Retraction (matrix routine)

Jim Hester hester at ICSE.UCI.EDU
Wed Nov 20 12:07:20 AEST 1985


Re your code to make a pointer-vector matrix:

 > char *valloc ();
 > 
 > double **make_mat (m, n)
 > {
 >     double	**result;
 >     int		i;
 > 
 >     result = (double **)valloc (m * (n + 1));
 >     for (i = 0; i < m; i++)
 >         *(result + i) = (double *)result + m + i * n;
 >     return (result);
 > }

and your reply to my comments on that code:

 > Thanks for pointing out my error.  Pointers are not the same size as
 > doubles on my system (pointers 4 bytes, doubles 8) so I'm not sure why
 > it  worked for me.  I'll check it sometime and see what was going on.
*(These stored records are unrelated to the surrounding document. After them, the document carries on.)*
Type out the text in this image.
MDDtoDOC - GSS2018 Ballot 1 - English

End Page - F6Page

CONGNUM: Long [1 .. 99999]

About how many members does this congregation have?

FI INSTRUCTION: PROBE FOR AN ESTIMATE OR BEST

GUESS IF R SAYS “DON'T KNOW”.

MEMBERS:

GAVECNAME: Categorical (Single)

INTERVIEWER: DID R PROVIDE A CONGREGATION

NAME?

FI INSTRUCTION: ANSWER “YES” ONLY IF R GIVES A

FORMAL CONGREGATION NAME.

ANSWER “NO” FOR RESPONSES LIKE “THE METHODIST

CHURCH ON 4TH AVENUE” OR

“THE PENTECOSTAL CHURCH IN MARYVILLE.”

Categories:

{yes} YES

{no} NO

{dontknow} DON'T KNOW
Curious myself to know why it worked, I looked up the definition
of valloc (I've never used it), and it partially answers the problem.
The rest of the reason comes from a bit of luck.  Valloc returns space
beginning on a page boundry by calling malloc with a bloated size to
force a new page to be allocated, so you get at least a page of memory
actually allocated.  You only asked for n bytes for pointers (1/4 of
what you need) and m*n bytes for double storage (1/8 of what you need)
but, for small tests, the extra space on a page would be enough to
avoid errors.

In allocating the rows, result is massaged to type (double *), which
makes the associated arithmetic specify enough space for the true
size of doubles.  Thus, for the vector of pointers, you allocate
m elements the size of doubles: twice what you need for the pointers.
Although the vector of pointers is larger than needed, no error occurs
since the extra space is just never accessed when your other programs
later access this space as pointers and the wasted space is also
absorbed by the full page allocation.

I believe that, in a moderately large case, the factors of 4 and 8
would catch up with you and you would get errors due to referencing
memory outside of that which was allocated.

Interesting case.  Thanks for the puzzle, and giving me a reason to
look up valloc.  I'd never heard of it before.